B) In order for there to be no net torque about the point where the wheel touches the road, the two forces acting at the center of mass, N and Ff, must have a ratio
Fr/N = tan theta = V^2/(gr)= 0.373
theta = 20.5 degrees
C) For the minimum turning radius at that velocity, Ff/N = µs = 0.65.
The leaning angle theta will be larger, and you will now have
V^2/(gr) = 0.65
r = V^2/(0.65 g)= 1.61 m
The above analysis makes an approximation that the centripetal acceleration is the same for all parts of the bike and rider;however for turning radii his small, the acceleration varies from top to bottom of the bike. Bike and rider are not small compared to the turning radius.

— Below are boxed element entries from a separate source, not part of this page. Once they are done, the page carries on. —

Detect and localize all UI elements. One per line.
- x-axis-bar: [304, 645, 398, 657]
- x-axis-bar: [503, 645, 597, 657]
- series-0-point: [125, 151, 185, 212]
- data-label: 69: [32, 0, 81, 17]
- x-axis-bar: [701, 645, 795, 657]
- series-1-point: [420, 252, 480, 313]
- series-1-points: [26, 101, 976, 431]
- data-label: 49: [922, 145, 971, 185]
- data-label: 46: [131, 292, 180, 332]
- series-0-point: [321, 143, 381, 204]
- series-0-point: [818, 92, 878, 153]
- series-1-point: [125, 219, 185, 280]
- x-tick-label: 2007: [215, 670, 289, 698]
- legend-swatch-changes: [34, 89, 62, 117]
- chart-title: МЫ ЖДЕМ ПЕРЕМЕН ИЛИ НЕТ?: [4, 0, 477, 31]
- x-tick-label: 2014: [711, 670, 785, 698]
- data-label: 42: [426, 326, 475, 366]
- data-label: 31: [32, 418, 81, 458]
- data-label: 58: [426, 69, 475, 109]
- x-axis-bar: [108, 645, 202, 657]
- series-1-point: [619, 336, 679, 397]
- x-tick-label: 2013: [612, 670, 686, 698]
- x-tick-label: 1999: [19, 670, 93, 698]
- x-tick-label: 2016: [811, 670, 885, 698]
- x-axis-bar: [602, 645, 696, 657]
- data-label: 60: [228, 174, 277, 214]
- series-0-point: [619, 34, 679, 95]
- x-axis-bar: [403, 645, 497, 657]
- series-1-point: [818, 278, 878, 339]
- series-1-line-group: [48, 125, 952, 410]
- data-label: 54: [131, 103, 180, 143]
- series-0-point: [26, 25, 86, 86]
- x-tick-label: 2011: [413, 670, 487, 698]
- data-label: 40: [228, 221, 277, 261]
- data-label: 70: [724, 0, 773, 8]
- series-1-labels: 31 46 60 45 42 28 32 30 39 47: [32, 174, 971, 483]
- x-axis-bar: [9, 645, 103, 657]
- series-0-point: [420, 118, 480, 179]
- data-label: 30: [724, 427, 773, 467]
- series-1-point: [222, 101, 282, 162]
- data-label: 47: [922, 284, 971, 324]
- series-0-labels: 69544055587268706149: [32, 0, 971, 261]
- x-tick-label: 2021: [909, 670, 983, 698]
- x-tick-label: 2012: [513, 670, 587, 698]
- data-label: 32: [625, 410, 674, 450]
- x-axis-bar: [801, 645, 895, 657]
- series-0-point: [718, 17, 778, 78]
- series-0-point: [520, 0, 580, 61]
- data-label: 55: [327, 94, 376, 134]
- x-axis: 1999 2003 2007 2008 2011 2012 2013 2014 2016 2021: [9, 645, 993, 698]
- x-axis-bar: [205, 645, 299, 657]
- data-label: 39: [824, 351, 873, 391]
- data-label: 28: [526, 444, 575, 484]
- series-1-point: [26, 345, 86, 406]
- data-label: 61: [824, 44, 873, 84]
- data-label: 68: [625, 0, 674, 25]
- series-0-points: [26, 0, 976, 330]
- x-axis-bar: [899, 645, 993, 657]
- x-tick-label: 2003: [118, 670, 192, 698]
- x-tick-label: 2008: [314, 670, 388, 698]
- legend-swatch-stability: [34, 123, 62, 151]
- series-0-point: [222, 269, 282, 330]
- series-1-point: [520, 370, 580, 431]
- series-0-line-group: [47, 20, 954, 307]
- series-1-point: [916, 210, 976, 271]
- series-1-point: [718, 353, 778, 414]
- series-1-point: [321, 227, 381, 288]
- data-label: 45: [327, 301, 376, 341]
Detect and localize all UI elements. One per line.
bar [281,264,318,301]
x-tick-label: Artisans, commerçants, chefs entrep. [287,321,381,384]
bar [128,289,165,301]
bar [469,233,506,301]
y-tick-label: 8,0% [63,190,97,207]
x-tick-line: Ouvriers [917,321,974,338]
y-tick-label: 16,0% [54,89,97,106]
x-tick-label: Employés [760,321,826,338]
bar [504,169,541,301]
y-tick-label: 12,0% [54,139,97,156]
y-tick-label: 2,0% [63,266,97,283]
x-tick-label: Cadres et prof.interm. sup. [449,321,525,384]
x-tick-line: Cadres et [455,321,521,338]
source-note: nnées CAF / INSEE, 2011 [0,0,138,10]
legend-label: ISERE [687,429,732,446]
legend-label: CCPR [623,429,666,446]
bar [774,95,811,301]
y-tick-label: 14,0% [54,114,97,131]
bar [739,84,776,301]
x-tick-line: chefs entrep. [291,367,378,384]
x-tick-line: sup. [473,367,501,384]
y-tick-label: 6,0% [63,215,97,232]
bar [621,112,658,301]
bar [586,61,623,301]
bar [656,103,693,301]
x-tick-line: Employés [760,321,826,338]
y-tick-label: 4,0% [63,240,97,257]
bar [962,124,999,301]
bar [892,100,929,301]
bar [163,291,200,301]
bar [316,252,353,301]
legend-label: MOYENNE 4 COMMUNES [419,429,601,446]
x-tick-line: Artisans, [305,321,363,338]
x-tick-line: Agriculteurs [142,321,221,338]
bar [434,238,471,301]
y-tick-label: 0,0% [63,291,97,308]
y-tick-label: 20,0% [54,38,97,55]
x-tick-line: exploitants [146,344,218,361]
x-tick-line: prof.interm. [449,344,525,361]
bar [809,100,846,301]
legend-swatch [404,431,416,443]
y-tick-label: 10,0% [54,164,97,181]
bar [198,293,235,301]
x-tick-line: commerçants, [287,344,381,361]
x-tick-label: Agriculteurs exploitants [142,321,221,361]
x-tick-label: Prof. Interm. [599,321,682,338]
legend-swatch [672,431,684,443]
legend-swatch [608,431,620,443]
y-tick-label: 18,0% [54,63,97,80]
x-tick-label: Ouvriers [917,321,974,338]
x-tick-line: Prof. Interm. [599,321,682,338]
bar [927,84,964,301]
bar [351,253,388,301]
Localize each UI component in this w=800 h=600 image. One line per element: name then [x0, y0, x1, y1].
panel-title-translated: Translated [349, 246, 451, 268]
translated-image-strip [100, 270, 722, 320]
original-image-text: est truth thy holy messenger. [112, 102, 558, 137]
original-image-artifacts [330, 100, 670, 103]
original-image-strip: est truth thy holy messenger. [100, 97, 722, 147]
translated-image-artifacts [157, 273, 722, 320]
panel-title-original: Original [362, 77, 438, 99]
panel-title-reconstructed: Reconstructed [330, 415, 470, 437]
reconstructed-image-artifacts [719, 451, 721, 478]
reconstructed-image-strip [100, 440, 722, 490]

A) In order for the cyclist to remain balanced while making a turn, the net force acting on the bicycle and cyclist must point towards the center of the turn (centripetal force), which allows for circular motion. The normal force (N) is the force exerted by the road perpendicular to the tire's surface, and the friction force (Ffr) is the force exerted parallel to the tire's surface, opposing the motion. For the bicycle to remain balanced, the force of friction (Ffr) must provide the necessary centripetal force.

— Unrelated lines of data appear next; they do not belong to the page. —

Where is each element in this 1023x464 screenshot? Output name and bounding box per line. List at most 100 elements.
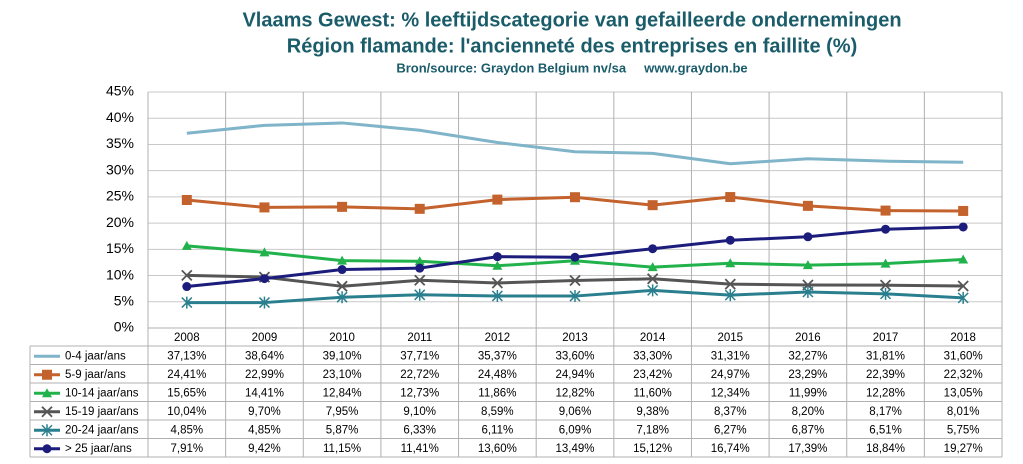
- table-cell: 13,05%: [944, 387, 983, 399]
- table-cell: 4,85%: [171, 424, 204, 436]
- marker: [646, 273, 659, 285]
- marker: [880, 205, 891, 216]
- y-tick-label: 25%: [106, 188, 134, 204]
- table-cell: 11,41%: [401, 443, 439, 455]
- table-cell: 8,01%: [947, 406, 980, 418]
- x-tick-label: 2015: [717, 332, 743, 344]
- table-cell: 11,86%: [478, 387, 516, 399]
- marker: [415, 263, 425, 273]
- table-cell: 37,71%: [400, 350, 439, 362]
- marker: [879, 279, 892, 291]
- marker: [725, 258, 736, 268]
- x-tick-label: 2018: [950, 332, 976, 344]
- table-cell: 9,42%: [248, 443, 281, 455]
- marker: [958, 254, 969, 264]
- chart-subtitle: Région flamande: l'ancienneté des entrep…: [287, 35, 857, 57]
- marker: [569, 290, 581, 303]
- marker: [414, 274, 426, 286]
- table-cell: 7,91%: [171, 443, 204, 455]
- table-cell: 8,20%: [792, 406, 825, 418]
- y-tick-label: 10%: [106, 266, 134, 282]
- y-tick-label: 30%: [106, 161, 134, 177]
- marker: [414, 203, 425, 214]
- table-cell: 7,95%: [326, 406, 359, 418]
- marker: [336, 280, 348, 292]
- table-cell: 18,84%: [866, 443, 905, 455]
- marker: [569, 274, 581, 287]
- legend-label: 10-14 jaar/ans: [65, 387, 139, 399]
- x-tick-label: 2017: [873, 332, 899, 344]
- marker: [647, 262, 658, 272]
- legend-label: 20-24 jaar/ans: [65, 424, 139, 436]
- table-cell: 9,06%: [559, 406, 592, 418]
- marker: [725, 192, 736, 203]
- table-cell: 5,87%: [326, 424, 359, 436]
- marker: [647, 284, 659, 297]
- marker: [181, 296, 193, 309]
- marker: [881, 224, 891, 234]
- table-cell: 33,30%: [633, 350, 672, 362]
- marker: [880, 287, 892, 300]
- table-cell: 10,04%: [167, 406, 206, 418]
- marker: [181, 269, 193, 281]
- legend-label: 5-9 jaar/ans: [65, 369, 126, 381]
- table-cell: 23,29%: [788, 369, 827, 381]
- table-cell: 12,73%: [400, 387, 439, 399]
- table-cell: 8,37%: [714, 406, 747, 418]
- marker: [802, 260, 813, 270]
- table-cell: 22,72%: [400, 369, 439, 381]
- y-tick-label: 45%: [106, 83, 134, 99]
- y-tick-label: 5%: [114, 292, 134, 308]
- table-cell: 8,17%: [869, 406, 902, 418]
- y-tick-label: 20%: [106, 214, 134, 230]
- marker: [337, 201, 348, 212]
- marker: [724, 278, 736, 290]
- table-cell: 38,64%: [245, 350, 284, 362]
- table-cell: 33,60%: [555, 350, 594, 362]
- table-cell: 5,75%: [947, 424, 980, 436]
- table-cell: 15,65%: [167, 387, 206, 399]
- table-cell: 6,11%: [481, 424, 513, 436]
- table-cell: 13,49%: [555, 443, 594, 455]
- marker: [958, 222, 968, 232]
- marker: [414, 288, 426, 301]
- table-cell: 14,41%: [245, 387, 284, 399]
- table-cell: 6,51%: [869, 424, 902, 436]
- table-cell: 6,33%: [403, 424, 436, 436]
- x-tick-label: 2008: [174, 332, 200, 344]
- legend-label: 0-4 jaar/ans: [65, 350, 126, 362]
- table-cell: 6,27%: [714, 424, 747, 436]
- table-cell: 12,34%: [711, 387, 750, 399]
- x-tick-label: 2013: [562, 332, 588, 344]
- marker: [957, 291, 969, 304]
- marker: [491, 289, 503, 302]
- x-tick-label: 2009: [252, 332, 278, 344]
- table-cell: 31,31%: [711, 350, 750, 362]
- table-cell: 9,38%: [636, 406, 669, 418]
- table-cell: 12,28%: [866, 387, 905, 399]
- table-cell: 35,37%: [478, 350, 517, 362]
- marker: [957, 280, 969, 292]
- table-cell: 16,74%: [711, 443, 750, 455]
- marker: [648, 244, 658, 254]
- x-tick-label: 2016: [795, 332, 821, 344]
- table-cell: 7,18%: [636, 424, 669, 436]
- marker: [491, 277, 504, 289]
- marker: [880, 258, 891, 268]
- table-cell: 24,97%: [711, 369, 750, 381]
- table-cell: 15,12%: [633, 443, 672, 455]
- marker: [802, 285, 814, 298]
- marker: [181, 240, 192, 250]
- table-cell: 37,13%: [167, 350, 206, 362]
- marker: [259, 247, 270, 257]
- table-cell: 24,48%: [478, 369, 517, 381]
- marker: [570, 252, 580, 262]
- table-cell: 11,60%: [634, 387, 672, 399]
- table-cell: 11,15%: [323, 443, 361, 455]
- marker: [336, 291, 348, 304]
- series-line: [186, 121, 964, 166]
- table-cell: 9,10%: [403, 406, 436, 418]
- marker: [42, 388, 52, 398]
- table-cell: 12,82%: [555, 387, 594, 399]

To explain why the angle theta must be given by tan(theta) = Ffr/N, we can consider the forces acting on the bicycle. The force of friction (Ffr) is the adjacent side and the normal force (N) is the opposite side of a right triangle formed by these forces. The tangent of an angle in a right triangle is defined as the ratio of the opposite side to the adjacent side. Therefore, we can say that tan(theta) = Ffr/N.

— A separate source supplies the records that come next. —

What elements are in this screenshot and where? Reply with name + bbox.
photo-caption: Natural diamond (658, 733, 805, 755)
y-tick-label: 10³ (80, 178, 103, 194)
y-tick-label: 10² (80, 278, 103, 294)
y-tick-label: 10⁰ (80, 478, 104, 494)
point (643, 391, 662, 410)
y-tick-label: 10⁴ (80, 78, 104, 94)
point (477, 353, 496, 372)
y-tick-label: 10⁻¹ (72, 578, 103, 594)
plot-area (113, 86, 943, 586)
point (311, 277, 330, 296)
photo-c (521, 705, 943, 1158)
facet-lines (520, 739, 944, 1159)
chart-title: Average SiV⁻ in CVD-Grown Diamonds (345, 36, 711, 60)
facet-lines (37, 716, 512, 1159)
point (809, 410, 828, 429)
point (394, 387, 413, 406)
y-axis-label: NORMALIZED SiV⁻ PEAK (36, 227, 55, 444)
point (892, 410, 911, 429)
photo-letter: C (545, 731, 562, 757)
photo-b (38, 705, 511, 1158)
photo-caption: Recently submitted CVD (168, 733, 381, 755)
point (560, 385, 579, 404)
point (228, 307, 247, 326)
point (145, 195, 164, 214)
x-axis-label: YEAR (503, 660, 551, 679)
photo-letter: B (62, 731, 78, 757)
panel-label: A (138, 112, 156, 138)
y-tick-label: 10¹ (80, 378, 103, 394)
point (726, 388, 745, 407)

B) To find theta, we need to calculate the values of Ffr and N using the given information. We know that the centripetal force required to maintain circular motion is given by Fc = mv^2 / r, where m is the mass of the bicycle and cyclist. The centripetal force is provided by the force of friction (Ffr), so we can equate these two forces:
Ffr = mv^2 / r
Next, we need to calculate the normal force (N). The weight of the cyclist and bicycle is equal to mg, where g is the acceleration due to gravity. The vertical component of the weight is balanced by the normal force (N), so we can set up an equation:
mg = N * cos(theta)
Now we have two equations and two unknowns (Ffr and N), so we can solve them simultaneously. Substitute the expression for Ffr from the first equation into the second equation:
mg = (mv^2 / r) * cos(theta)
Now rearrange the equation to solve for theta:
theta = arccos((rg) / (v^2))
Plug in the given values of r = 2.8 m and v = 3.2 m/s to calculate theta.
C) To find the minimum turning radius, we need to use the equation for the maximum static friction force:
Ffrmax = µs * N
where µs is the coefficient of static friction between the tires and the road. We can substitute the expression for N from the previous equation into this equation:
Ffrmax = µs * (mg / cos(theta))
Since the maximum static friction force is equal to the centripetal force required for circular motion, we can equate equations:
mv^2 / r = µs * (mg / cos(theta))
Now, we need to solve this equation for the minimum turning radius (r). Rearrange the equation:
r = (µs * v^2) / (g * cos(theta))
Substitute the given values of µs = 0.65, v = 3.2 m/s, and theta from part B to calculate the minimum turning radius.